John came to SAS from Grist Magazine, where he was responsible for securing over $1 million in annual giving from corporations and foundations. Prior to that, he served as the statewide land protection director for the nationally-accredited Minnesota Land Trust. While there, John managed the organization’s land protection team and personally oversaw completion of more than 30 conservation projects that protected 3,300 acres of critical habitats and 21 miles of sensitive shoreline.
He has also served as the first Baylands Program Manager for the Sonoma Land Trust (CA), where he led design and planning for the Sears Point Restoration Project, an $18-million dollar effort to restore 2,400 acres of watershed and tidal wetland habitats, including marsh restoration to support endangered clapper rail populations. He also served as the founding program manager for the San Francisco Bay Area Wetlands Restoration Program, a region-wide effort to coordinate 18 federal, state, and local agencies on tidal wetlands restoration policy, design standards, and management.
John holds a bachelor’s degree in natural resources from the University of Michigan’s School of Natural Resources and Environment and a master of public affairs degree from the University of Minnesota’s Humphrey School of Public Affairs. He’s also completed a yearlong fellowship in sustainability studies at the Leadership Institute for Ecology and the Economy in Sonoma County, CA.
When he’s not around the office, John enjoys spending time with his husband and their dog, cooking, reading, hiking, or gardening at their West Seattle home.

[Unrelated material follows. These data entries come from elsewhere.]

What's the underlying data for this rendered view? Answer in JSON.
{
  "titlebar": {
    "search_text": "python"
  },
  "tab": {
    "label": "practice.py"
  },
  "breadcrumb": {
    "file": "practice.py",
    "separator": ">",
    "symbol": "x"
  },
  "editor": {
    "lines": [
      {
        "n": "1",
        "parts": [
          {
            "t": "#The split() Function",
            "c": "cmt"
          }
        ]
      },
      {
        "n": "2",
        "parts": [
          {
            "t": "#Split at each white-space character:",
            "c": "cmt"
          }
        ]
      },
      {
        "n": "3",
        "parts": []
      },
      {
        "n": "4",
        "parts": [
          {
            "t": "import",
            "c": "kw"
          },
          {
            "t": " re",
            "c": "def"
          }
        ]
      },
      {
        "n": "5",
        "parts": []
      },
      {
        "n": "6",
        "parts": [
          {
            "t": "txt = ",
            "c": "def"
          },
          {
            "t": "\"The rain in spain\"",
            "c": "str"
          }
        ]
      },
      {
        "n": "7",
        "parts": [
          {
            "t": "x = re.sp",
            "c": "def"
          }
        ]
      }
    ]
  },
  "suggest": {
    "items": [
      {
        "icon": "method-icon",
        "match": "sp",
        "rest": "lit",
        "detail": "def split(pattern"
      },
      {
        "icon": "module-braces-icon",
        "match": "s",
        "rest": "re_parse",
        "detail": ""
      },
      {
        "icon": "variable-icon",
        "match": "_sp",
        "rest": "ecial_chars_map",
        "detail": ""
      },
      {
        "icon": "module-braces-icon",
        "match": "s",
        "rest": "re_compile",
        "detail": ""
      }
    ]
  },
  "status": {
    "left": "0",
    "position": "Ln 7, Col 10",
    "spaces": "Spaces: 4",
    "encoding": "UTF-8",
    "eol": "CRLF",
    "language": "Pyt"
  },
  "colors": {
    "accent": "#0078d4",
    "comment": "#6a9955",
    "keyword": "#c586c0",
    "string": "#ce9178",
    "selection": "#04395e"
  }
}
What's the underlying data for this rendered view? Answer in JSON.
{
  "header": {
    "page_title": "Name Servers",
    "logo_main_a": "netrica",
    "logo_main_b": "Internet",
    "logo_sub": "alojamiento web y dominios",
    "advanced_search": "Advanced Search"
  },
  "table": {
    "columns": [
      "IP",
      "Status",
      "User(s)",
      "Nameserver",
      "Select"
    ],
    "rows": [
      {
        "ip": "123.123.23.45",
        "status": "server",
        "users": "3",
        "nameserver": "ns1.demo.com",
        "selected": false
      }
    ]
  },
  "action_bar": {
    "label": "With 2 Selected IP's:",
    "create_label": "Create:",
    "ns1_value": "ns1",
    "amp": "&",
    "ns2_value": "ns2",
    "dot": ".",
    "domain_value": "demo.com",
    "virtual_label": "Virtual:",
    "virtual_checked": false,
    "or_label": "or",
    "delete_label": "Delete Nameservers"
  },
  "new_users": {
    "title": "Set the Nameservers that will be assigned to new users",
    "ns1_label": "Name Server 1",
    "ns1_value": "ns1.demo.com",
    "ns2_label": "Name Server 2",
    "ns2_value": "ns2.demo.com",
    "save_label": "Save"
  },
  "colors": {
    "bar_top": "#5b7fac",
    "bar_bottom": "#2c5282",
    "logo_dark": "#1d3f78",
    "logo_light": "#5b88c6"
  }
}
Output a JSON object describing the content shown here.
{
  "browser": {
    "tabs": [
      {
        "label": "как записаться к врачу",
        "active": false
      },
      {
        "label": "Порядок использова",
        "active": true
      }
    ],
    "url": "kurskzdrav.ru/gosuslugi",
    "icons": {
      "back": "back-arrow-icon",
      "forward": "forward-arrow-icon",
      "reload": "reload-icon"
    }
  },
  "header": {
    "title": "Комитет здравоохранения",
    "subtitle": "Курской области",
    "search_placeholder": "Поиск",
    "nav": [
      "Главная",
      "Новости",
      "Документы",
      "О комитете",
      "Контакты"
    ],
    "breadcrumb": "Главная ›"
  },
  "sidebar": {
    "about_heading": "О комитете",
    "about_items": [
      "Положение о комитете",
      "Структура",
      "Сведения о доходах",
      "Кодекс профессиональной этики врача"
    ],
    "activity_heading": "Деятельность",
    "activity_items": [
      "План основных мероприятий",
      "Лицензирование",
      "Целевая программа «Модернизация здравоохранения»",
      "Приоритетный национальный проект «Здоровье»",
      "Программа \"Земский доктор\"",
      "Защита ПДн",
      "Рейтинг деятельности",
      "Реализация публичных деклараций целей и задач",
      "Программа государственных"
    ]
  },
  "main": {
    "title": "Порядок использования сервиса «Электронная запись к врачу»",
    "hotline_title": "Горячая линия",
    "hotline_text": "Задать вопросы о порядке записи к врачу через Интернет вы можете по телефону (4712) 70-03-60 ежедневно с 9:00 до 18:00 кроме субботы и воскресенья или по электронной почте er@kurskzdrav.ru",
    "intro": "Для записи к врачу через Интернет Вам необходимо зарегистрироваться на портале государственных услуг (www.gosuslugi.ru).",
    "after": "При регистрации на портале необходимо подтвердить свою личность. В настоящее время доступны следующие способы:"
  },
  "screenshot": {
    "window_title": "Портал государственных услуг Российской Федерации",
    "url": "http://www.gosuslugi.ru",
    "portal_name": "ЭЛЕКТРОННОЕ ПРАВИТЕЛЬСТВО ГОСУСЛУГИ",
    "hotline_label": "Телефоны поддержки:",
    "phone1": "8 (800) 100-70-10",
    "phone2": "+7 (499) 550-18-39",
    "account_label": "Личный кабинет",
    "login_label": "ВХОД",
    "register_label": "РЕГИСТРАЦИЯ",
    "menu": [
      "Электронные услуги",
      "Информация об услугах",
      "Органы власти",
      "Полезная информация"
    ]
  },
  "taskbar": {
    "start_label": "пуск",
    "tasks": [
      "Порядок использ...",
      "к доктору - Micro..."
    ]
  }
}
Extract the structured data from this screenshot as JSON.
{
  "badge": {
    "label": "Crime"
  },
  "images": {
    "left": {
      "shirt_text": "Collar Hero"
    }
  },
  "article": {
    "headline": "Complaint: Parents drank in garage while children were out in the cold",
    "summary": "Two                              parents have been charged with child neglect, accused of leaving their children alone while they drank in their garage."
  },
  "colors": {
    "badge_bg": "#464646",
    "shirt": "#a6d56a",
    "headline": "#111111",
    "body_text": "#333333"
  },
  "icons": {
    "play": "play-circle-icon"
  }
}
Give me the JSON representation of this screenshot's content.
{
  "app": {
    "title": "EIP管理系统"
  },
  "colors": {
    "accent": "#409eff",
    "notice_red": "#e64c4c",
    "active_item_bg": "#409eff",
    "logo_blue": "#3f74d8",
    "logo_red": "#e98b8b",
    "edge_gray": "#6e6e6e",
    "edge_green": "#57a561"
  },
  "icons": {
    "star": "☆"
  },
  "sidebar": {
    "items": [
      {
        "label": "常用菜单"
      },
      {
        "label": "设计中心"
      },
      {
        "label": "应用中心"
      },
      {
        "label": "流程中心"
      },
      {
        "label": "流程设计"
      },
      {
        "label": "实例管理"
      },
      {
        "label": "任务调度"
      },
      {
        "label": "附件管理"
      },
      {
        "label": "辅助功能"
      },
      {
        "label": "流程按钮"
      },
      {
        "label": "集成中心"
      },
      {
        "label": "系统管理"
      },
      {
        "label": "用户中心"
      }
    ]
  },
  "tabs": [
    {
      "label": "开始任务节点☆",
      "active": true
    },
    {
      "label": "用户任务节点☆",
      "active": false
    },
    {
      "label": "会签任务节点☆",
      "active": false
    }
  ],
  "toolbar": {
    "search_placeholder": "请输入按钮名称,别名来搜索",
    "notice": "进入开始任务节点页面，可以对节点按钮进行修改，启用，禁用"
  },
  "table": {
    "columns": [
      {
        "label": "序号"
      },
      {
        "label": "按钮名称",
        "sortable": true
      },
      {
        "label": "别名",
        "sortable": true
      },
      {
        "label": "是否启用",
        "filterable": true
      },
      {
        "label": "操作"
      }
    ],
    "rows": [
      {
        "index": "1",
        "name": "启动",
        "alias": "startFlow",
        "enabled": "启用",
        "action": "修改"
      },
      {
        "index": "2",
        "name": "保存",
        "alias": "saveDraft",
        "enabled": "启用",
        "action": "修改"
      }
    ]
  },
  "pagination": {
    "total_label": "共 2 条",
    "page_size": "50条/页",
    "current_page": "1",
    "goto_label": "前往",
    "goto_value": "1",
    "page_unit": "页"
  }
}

New Staff Introductions: Conservation Manager, Seth Shteir
A note from Seth...
I am very honored to be joining Seattle Audubon as Conservation Manager and am looking forward to working with Audubon staff, members and the community to protect birds in a metropolitan area that is a critical urban link on the Pacific Flyway! I was first drawn to the Pacific Northwest by the unparalleled beauty of the Cascade Mountains, Columbia River Gorge and stunning coastal areas!

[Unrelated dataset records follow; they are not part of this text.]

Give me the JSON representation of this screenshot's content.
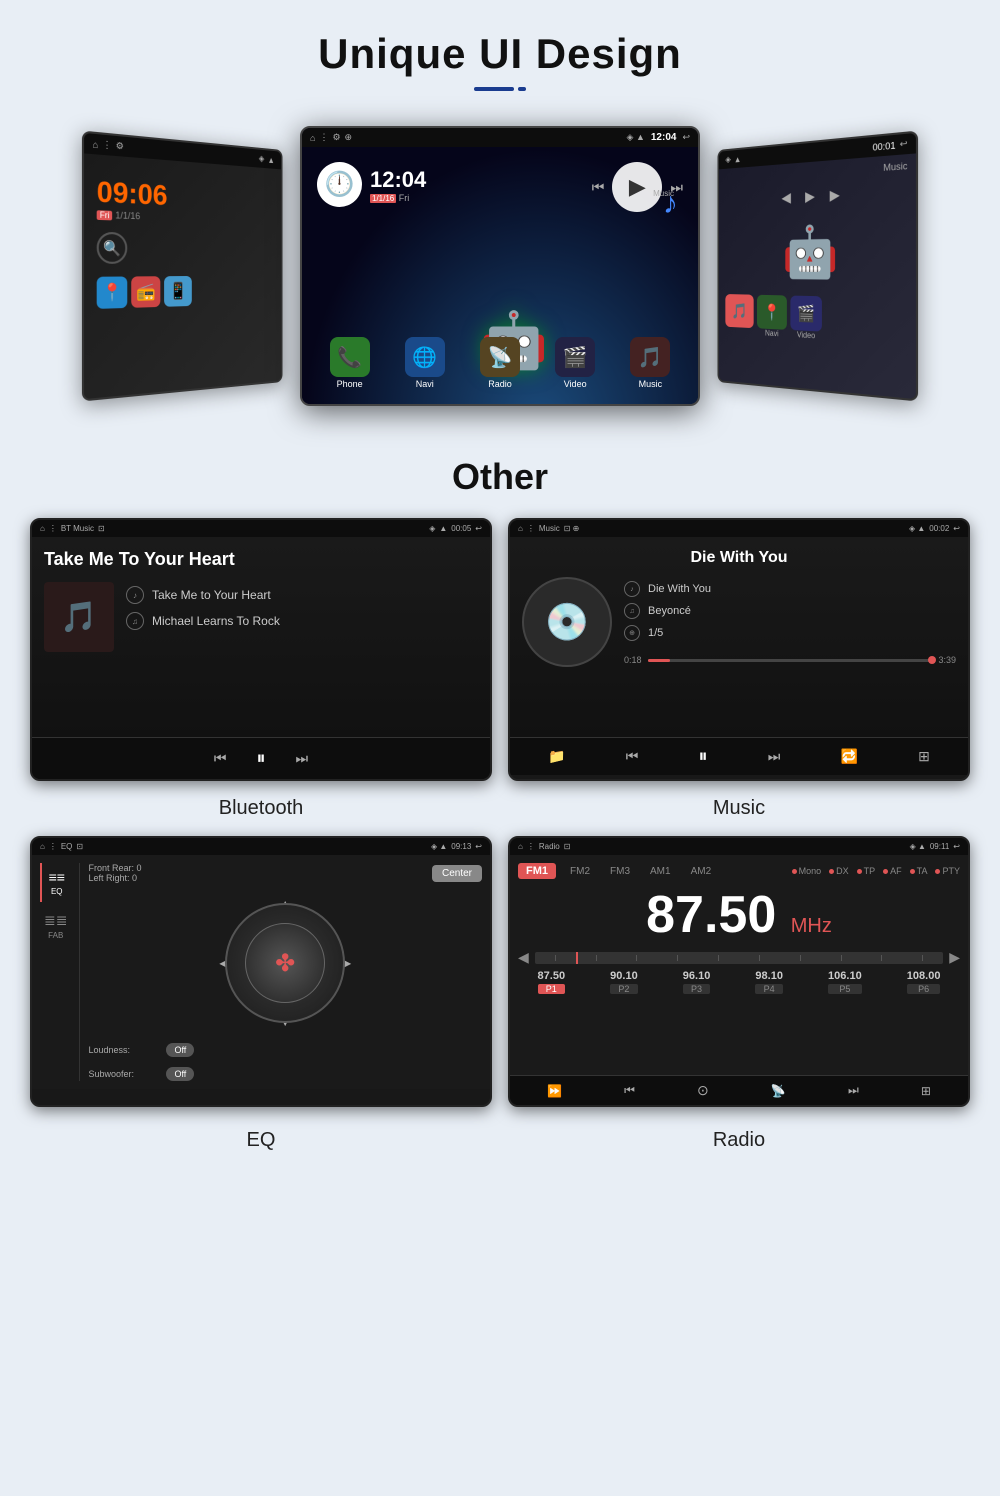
{
  "header": {
    "title": "Unique UI Design",
    "underline_long": true,
    "underline_short": true
  },
  "android_screens": {
    "left": {
      "time": "09:06",
      "date": "Fri 1/1/16",
      "apps": [
        "📍",
        "📻",
        "📱"
      ]
    },
    "center": {
      "time": "12:04",
      "date": "1/1/16 Fri",
      "app_labels": [
        "Phone",
        "Navi",
        "Radio",
        "Video",
        "Music"
      ]
    },
    "right": {
      "apps": [
        "Navi",
        "Music",
        "Video"
      ]
    }
  },
  "other_section": {
    "title": "Other"
  },
  "bluetooth_screen": {
    "status_left": "BT Music",
    "status_time": "00:05",
    "track_main_title": "Take Me To Your Heart",
    "track_name": "Take Me to Your Heart",
    "artist": "Michael Learns To Rock",
    "label": "Bluetooth"
  },
  "music_screen": {
    "status_left": "Music",
    "status_time": "00:02",
    "track_main_title": "Die With You",
    "track_name": "Die With You",
    "artist": "Beyoncé",
    "track_num": "1/5",
    "time_elapsed": "0:18",
    "time_total": "3:39",
    "progress_pct": 8,
    "label": "Music"
  },
  "eq_screen": {
    "status_left": "EQ",
    "status_time": "09:13",
    "front_rear": "Front Rear: 0",
    "left_right": "Left Right: 0",
    "loudness": "Loudness:",
    "loudness_state": "Off",
    "subwoofer": "Subwoofer:",
    "subwoofer_state": "Off",
    "center_btn": "Center",
    "sidebar": [
      "EQ",
      "FAB"
    ],
    "label": "EQ"
  },
  "radio_screen": {
    "status_left": "Radio",
    "status_time": "09:11",
    "bands": [
      "FM1",
      "FM2",
      "FM3",
      "AM1",
      "AM2"
    ],
    "active_band": "FM1",
    "options": [
      "Mono",
      "DX",
      "TP",
      "AF",
      "TA",
      "PTY"
    ],
    "frequency": "87.50",
    "unit": "MHz",
    "presets": [
      {
        "freq": "87.50",
        "num": "P1",
        "active": true
      },
      {
        "freq": "90.10",
        "num": "P2",
        "active": false
      },
      {
        "freq": "96.10",
        "num": "P3",
        "active": false
      },
      {
        "freq": "98.10",
        "num": "P4",
        "active": false
      },
      {
        "freq": "106.10",
        "num": "P5",
        "active": false
      },
      {
        "freq": "108.00",
        "num": "P6",
        "active": false
      }
    ],
    "label": "Radio"
  },
  "controls": {
    "prev": "⏮",
    "play": "⏸",
    "next": "⏭",
    "repeat": "🔁",
    "menu": "⊞"
  }
}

As a child, I developed my love of conservation observing iridescent hummingbirds in southeast Arizona with my father. During my adult life, I’ve become enchanted with wildlife watching throughout the western United States- from Washington State’s Conboy National Wildlife Refuge to Bosque Del Apache National Wildlife Refuge in New Mexico.
I began my conservation career teaching young people about the importance of nature as an environmental educator and classroom teacher. At the same time, I became active in the San Fernando Valley Audubon Society, serving on the board of directors for 8 years, and working on local, regional and national environmental issues.

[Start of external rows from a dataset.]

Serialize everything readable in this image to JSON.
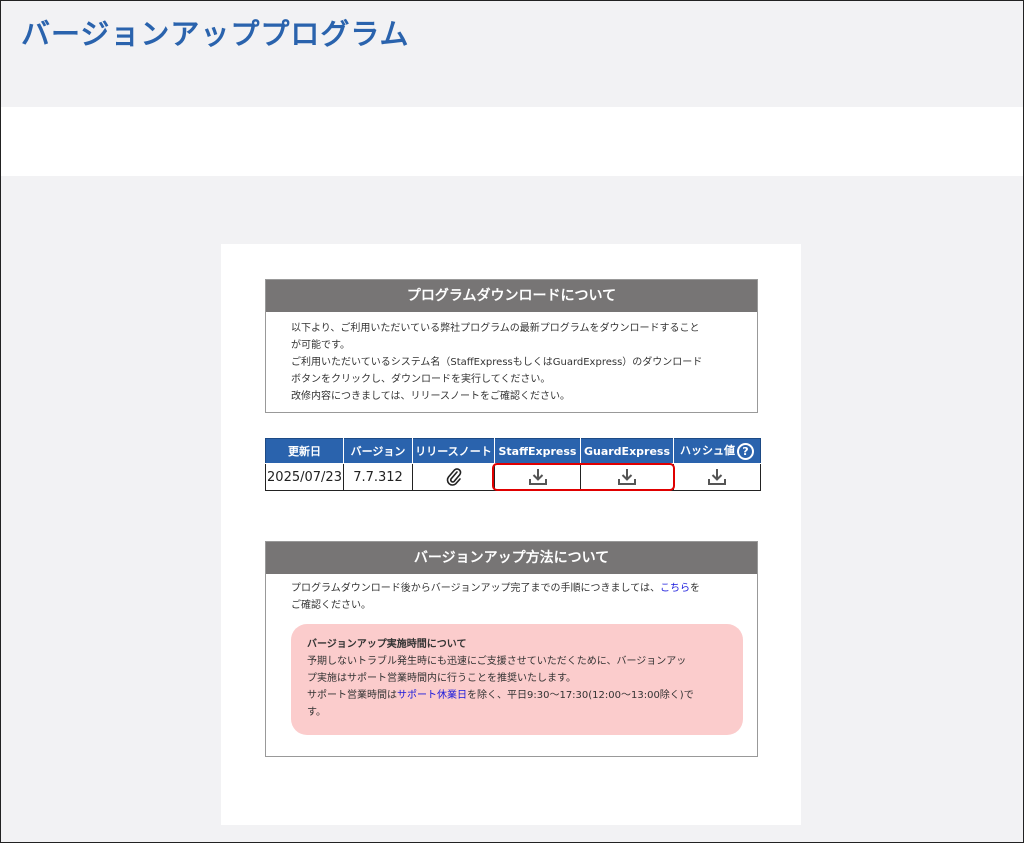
{
  "page": {
    "title": "バージョンアッププログラム"
  },
  "download_section": {
    "heading": "プログラムダウンロードについて",
    "lines": [
      "以下より、ご利用いただいている弊社プログラムの最新プログラムをダウンロードすること",
      "が可能です。",
      "ご利用いただいているシステム名（StaffExpressもしくはGuardExpress）のダウンロード",
      "ボタンをクリックし、ダウンロードを実行してください。",
      "改修内容につきましては、リリースノートをご確認ください。"
    ]
  },
  "table": {
    "headers": {
      "date": "更新日",
      "version": "バージョン",
      "release_note": "リリースノート",
      "staff": "StaffExpress",
      "guard": "GuardExpress",
      "hash": "ハッシュ値",
      "help": "?"
    },
    "row": {
      "date": "2025/07/23",
      "version": "7.7.312"
    },
    "icons": {
      "release_note": "paperclip-icon",
      "staff": "download-icon",
      "guard": "download-icon",
      "hash": "download-icon"
    }
  },
  "upgrade_section": {
    "heading": "バージョンアップ方法について",
    "intro_text": "プログラムダウンロード後からバージョンアップ完了までの手順につきましては、",
    "intro_link": "こちら",
    "intro_suffix": "を",
    "intro_line2": "ご確認ください。",
    "notice": {
      "title": "バージョンアップ実施時間について",
      "line1": "予期しないトラブル発生時にも迅速にご支援させていただくために、バージョンアッ",
      "line2": "プ実施はサポート営業時間内に行うことを推奨いたします。",
      "line3_prefix": "サポート営業時間は",
      "line3_link": "サポート休業日",
      "line3_suffix": "を除く、平日9:30～17:30(12:00～13:00除く)で",
      "line4": "す。"
    }
  },
  "colors": {
    "title_blue": "#2a63ad",
    "header_blue": "#2a63ad",
    "section_gray": "#777575",
    "notice_pink": "#fbcccc",
    "highlight_red": "#e00000",
    "link_blue": "#1a1adc"
  }
}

While living in Los Angeles, I honed my skills as a writer by starting a freelance environmental writing business and publishing articles on natural resources in a variety of publications including the Los Angeles Times, Christian Science Monitor, National Parks Magazine, Bird Watcher's Digest and High Country News.
For the past eight years, I’ve worked as the Program Manager for the National Parks Conservation Association in the California desert, advocating for increased protection for the wildlife, water, night skies, scenic vistas and air quality in Joshua Tree National Park, Death Valley National Park and Mojave National Preserve. Last year, one of our long standing campaigns paid off when President Obama created three new desert national monuments, protecting 1.8 million acres of ecologically, recreationally and historically significant lands, including some Important Bird Areas like Big Morongo Canyon Preserve.
I’m delighted to be returning to my Audubon roots to protect and connect Seattle’s urban bird habitat, the avian resources of Puget Sound and some of our iconic northwest threatened and endangered species. I look forward to working with all of you and the Seattle community to make a difference and protect birds and special ecosystems of the Pacific Northwest.